50 – state USA map wildly painted, state by state, into the south concrete, it was an alternative school, the only such one of eight elementary schools in Ames. There were levels of academia to the school, too, just as there were levels of ability within the City’s Parks and Rec soccer teams, this particular team of littlest kids that included Mirzah being hosted on the Kate Mitchell playing fields for its practice sessions.

The kindergarten level of Kate Mitchell was distinct with its own separate playground even; but after that, academic progress was fairly individualized. “Units” the children were put into. Open classrooms, too, they were described as, I believe. Unit A, Unit B and Unit C. A had first, second and maybe even a few third grade little ones in it as I recall. And Unit B had third and fourth graders mostly while Unit Cers were the upper classes of elementary students. Altogether, then, kids through to about the age of 12 years. Very bright, very cheery, wide corridors, big classrooms and big personal spaces inside of them. A pretentious media center – and – library combination. Finest of all, lots and lots of non – Caucasian faces every day and some of them at every level with accents from very far off lands. I quickly came to like Kate Mitchell School and so did Zane, Jesse and Mirzah.

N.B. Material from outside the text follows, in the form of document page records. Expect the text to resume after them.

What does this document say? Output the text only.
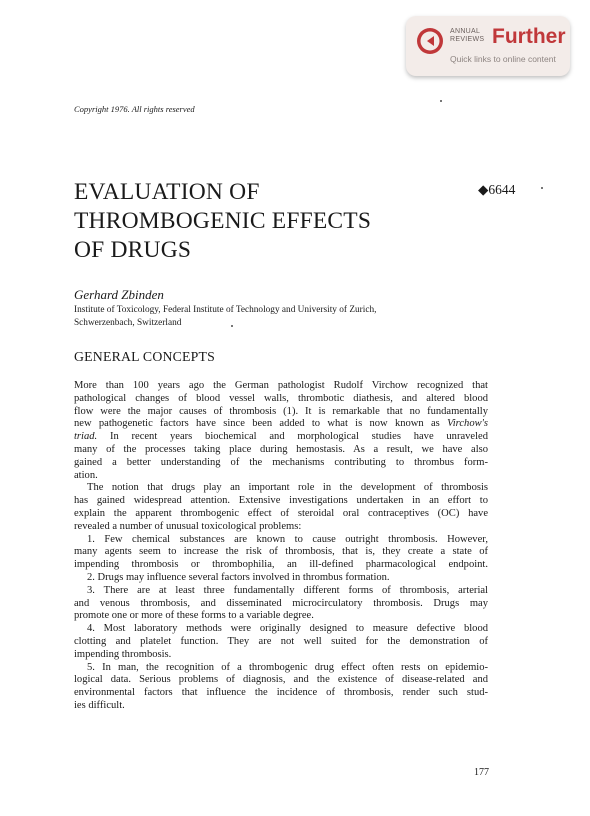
ANNUAL
REVIEWS Further
Quick links to online content
Copyright 1976. All rights reserved
EVALUATION OF
THROMBOGENIC EFFECTS
OF DRUGS
◆6644
Gerhard Zbinden
Institute of Toxicology, Federal Institute of Technology and University of Zurich,
Schwerzenbach, Switzerland
GENERAL CONCEPTS
More than 100 years ago the German pathologist Rudolf Virchow recognized that
pathological changes of blood vessel walls, thrombotic diathesis, and altered blood
flow were the major causes of thrombosis (1). It is remarkable that no fundamentally
new pathogenetic factors have since been added to what is now known as Virchow's
triad. In recent years biochemical and morphological studies have unraveled
many of the processes taking place during hemostasis. As a result, we have also
gained a better understanding of the mechanisms contributing to thrombus form-
ation.
The notion that drugs play an important role in the development of thrombosis
has gained widespread attention. Extensive investigations undertaken in an effort to
explain the apparent thrombogenic effect of steroidal oral contraceptives (OC) have
revealed a number of unusual toxicological problems:
1. Few chemical substances are known to cause outright thrombosis. However,
many agents seem to increase the risk of thrombosis, that is, they create a state of
impending thrombosis or thrombophilia, an ill-defined pharmacological endpoint.
2. Drugs may influence several factors involved in thrombus formation.
3. There are at least three fundamentally different forms of thrombosis, arterial
and venous thrombosis, and disseminated microcirculatory thrombosis. Drugs may
promote one or more of these forms to a variable degree.
4. Most laboratory methods were originally designed to measure defective blood
clotting and platelet function. They are not well suited for the demonstration of
impending thrombosis.
5. In man, the recognition of a thrombogenic drug effect often rests on epidemio-
logical data. Serious problems of diagnosis, and the existence of disease-related and
environmental factors that influence the incidence of thrombosis, render such stud-
ies difficult.
177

Only problem was its location. Kate Mitchell was situated at the very far edge of the city’s most southern housing subdivision in a neighborhood not ritzy nor splendiferous enough for Herod when he, with the ‘aid’ of AA’s Cornball, had gone house – hunting six weeks earlier. Herod Edinsmaier desired a splashier area, one much more in sync with where Mehitable and doctors would be found living, hence, the picture window to the Forest which we now owned. Still, with open enrollment within the school district, all one had to do was truck in the kids to whatever school in which the parents wanted them. Provided things didn’t get overweighted in certain schools and, therefore, underenrolled in others.